Virus Lights Fire Under Eviction Right To Counsel Movement

By Natalie Rodriguez | August 16, 2020, 8:02 PM EDT

The ongoing pandemic has put new urgency behind a nascent movement pushing to give tenants facing eviction a right to counsel, advocates say.

The massive unemployment and economic stress fueled by the novel coronavirus has some access to justice advocates calling for federal lawmakers to not only place a nationwide moratorium on evictions but also to create a right to counsel for those involved in such proceedings, according to speakers on a Wednesday panel at the virtual Equal Justice Conference held by the American Bar Association and National Legal Aid & Defender Association.

"We know that full representation makes a tremendous difference in outcomes for housing cases," John Pollock, coordinator of the National Coalition for a Civil Right to Counsel and an attorney at the Public Justice Center, said at the panel.

Pollock said that as many as 90% of tenants are underrepresented in housing matters, whereas only about 10% of landlords are underrepresented, often putting potential evictees at a disadvantage.
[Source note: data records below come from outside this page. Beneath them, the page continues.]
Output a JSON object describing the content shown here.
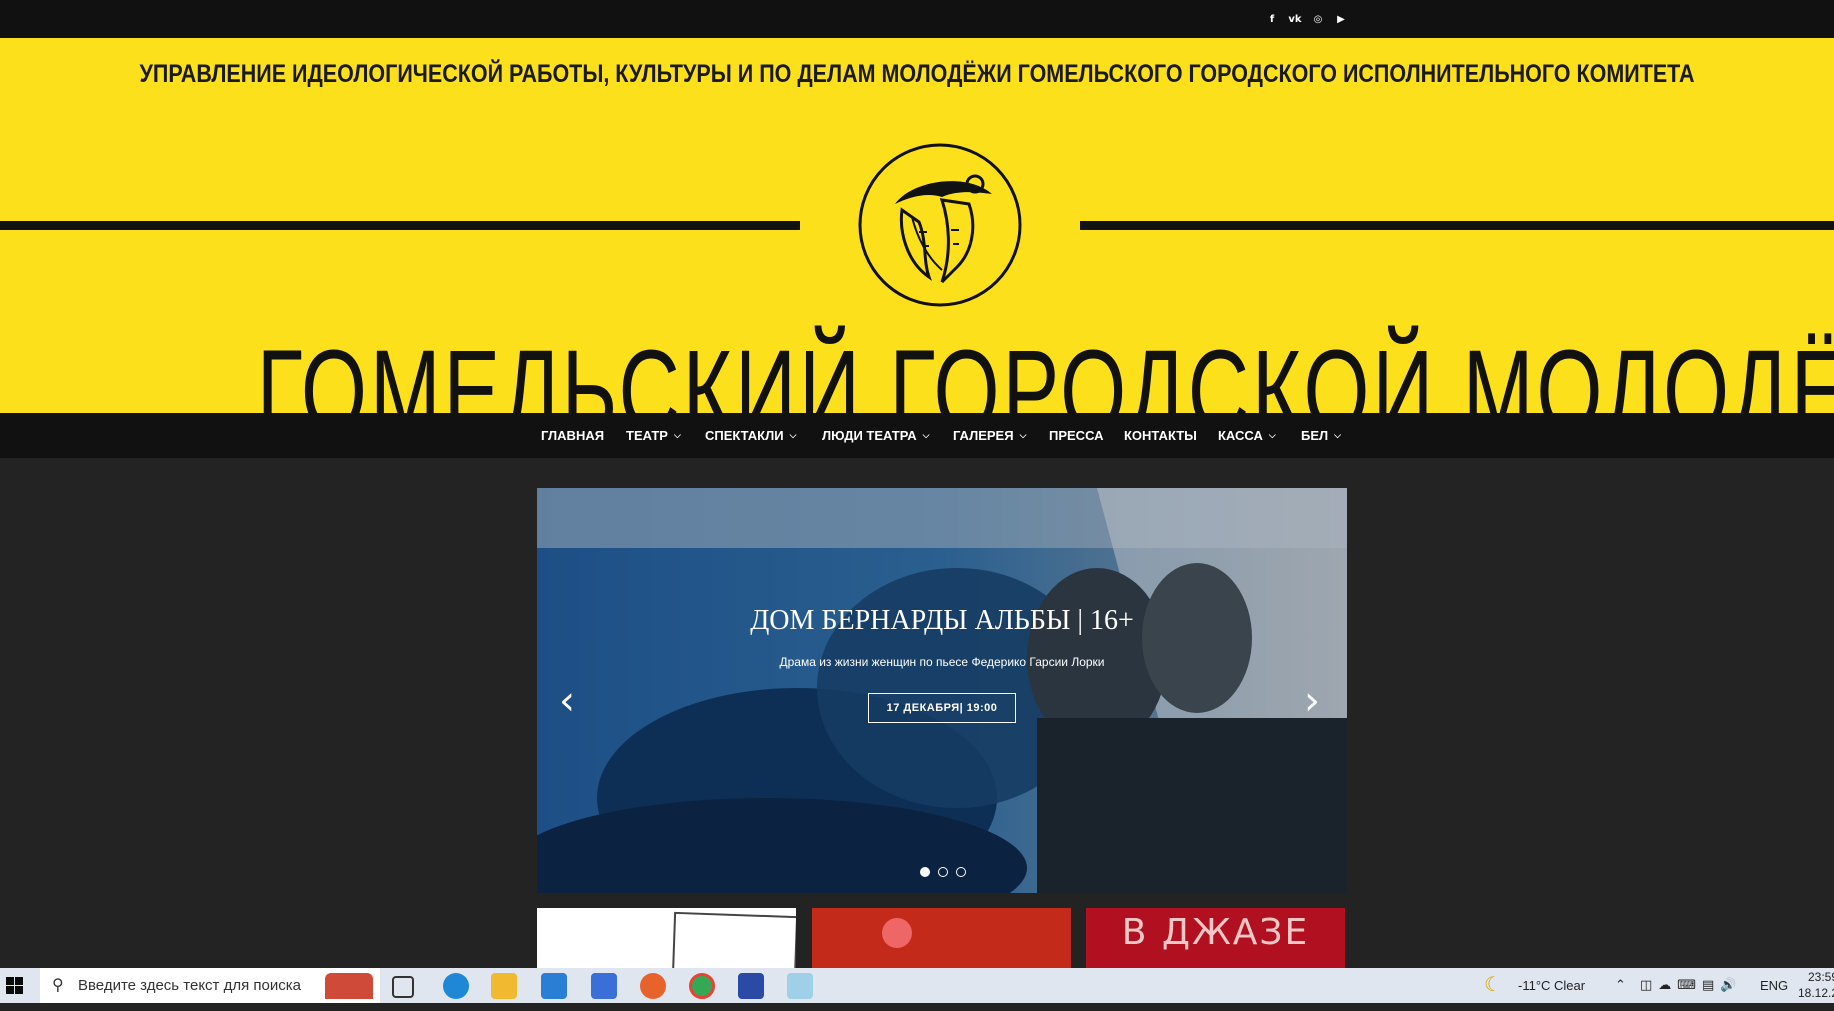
{
  "social": {
    "icons": [
      "facebook-icon",
      "vk-icon",
      "instagram-icon",
      "youtube-icon"
    ],
    "glyphs": [
      "f",
      "vk",
      "◎",
      "▶"
    ]
  },
  "header": {
    "gov_text": "УПРАВЛЕНИЕ ИДЕОЛОГИЧЕСКОЙ РАБОТЫ, КУЛЬТУРЫ И ПО ДЕЛАМ МОЛОДЁЖИ ГОМЕЛЬСКОГО ГОРОДСКОГО ИСПОЛНИТЕЛЬНОГО КОМИТЕТА",
    "title": "ГОМЕЛЬСКИЙ ГОРОДСКОЙ МОЛОДЁЖНЫЙ ТЕАТР",
    "background": "#fde01c"
  },
  "nav": {
    "items": [
      {
        "label": "ГЛАВНАЯ",
        "dropdown": false
      },
      {
        "label": "ТЕАТР",
        "dropdown": true
      },
      {
        "label": "СПЕКТАКЛИ",
        "dropdown": true
      },
      {
        "label": "ЛЮДИ ТЕАТРА",
        "dropdown": true
      },
      {
        "label": "ГАЛЕРЕЯ",
        "dropdown": true
      },
      {
        "label": "ПРЕССА",
        "dropdown": false
      },
      {
        "label": "КОНТАКТЫ",
        "dropdown": false
      },
      {
        "label": "КАССА",
        "dropdown": true
      },
      {
        "label": "БЕЛ",
        "dropdown": true
      }
    ]
  },
  "slider": {
    "title": "ДОМ БЕРНАРДЫ АЛЬБЫ | 16+",
    "subtitle": "Драма из жизни женщин по пьесе Федерико Гарсии Лорки",
    "button": "17 ДЕКАБРЯ| 19:00",
    "dots": 3,
    "active_dot": 1
  },
  "thumbs": {
    "third_text": "В ДЖАЗЕ"
  },
  "taskbar": {
    "search_placeholder": "Введите здесь текст для поиска",
    "weather": "-11°C  Clear",
    "lang": "ENG",
    "time": "23:59",
    "date": "18.12.2"
  }
}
The right to counsel movement is fairly young, with only five jurisdictions currently having some legislation or policy on the matter. The oldest of these is New York City, which began in 2017 and provides a right to counsel to those who qualify based on certain income levels.

Research shows that legal representation among New York City evictees has risen to 38% and that evictions have dropped 41%, including a 15% drop in 2019, according to Pollock. Eviction filings also dropped by 30% overall. San Francisco, which began a similar program, has also seen eviction filing rates drop 10% from 2018 to 2019.

Before the pandemic, several other cities and states were considering right to counsel legislation, according to Pollock. These include Massachusetts; Connecticut; Minnesota; Los Angeles; Santa Monica, California; and Boulder, Colorado; which all had pending legislation last year.

Prepandemic, however, an affordable housing crisis had also been brewing due to increasing rent rates, predatory lending practices and more, several experts noted. Before the pandemic, an estimated 20.8 million families were struggling to meet their rent, Emily Benfer, a Wake Forest University law professor, said at the panel.

"COVID-19 struck at a time when many renters were already vulnerable to eviction," Benfer said, adding that she estimates between 30 million and 40 million Americans, adults and children, are at risk of eviction between now and the end of the year.


Percentage increase in daily rental assistance requests compared to 2019

Source: Washington University
in St. Louis

While many states and courts had instituted eviction or housing court moratoriums in the early months of the pandemic, those have begun to lift. At the time of the panel, 31 states lacked state-level eviction moratoriums, Benfer said. Most moratoriums were instituted by courts as they closed their doors amid the pandemic.

Now, with courts reopening, new socially distant court procedures are adding to the difficulties for tenants trying to maneuver through the eviction proceedings on their own, experts said.

"We have court hallways filled with people and a lot of folks confused about where they are supposed to go or missing their court dates," Jesse McCoy, supervising attorney at the Duke Law Civil Justice Center, said at the panel.

In areas where there are virtual hearings, meanwhile, there can be technological disadvantage issues for those in certain poor or rural areas, Pollock noted.

This is pushing many to advocate for new federal legislation to both put a nationwide moratorium on evictions and to also create a right to counsel for potential evictees, Pollock said.

Before the pandemic, there had been several bills proposing money for new funds with a priority to areas with right to counsel or to help fund state-based right to counsel pilot programs. None of the bills have passed, but Pollock said there is a renewed push for similar legislation because of the pandemic.

"To the extent courts are open, we need this right to counsel," he said.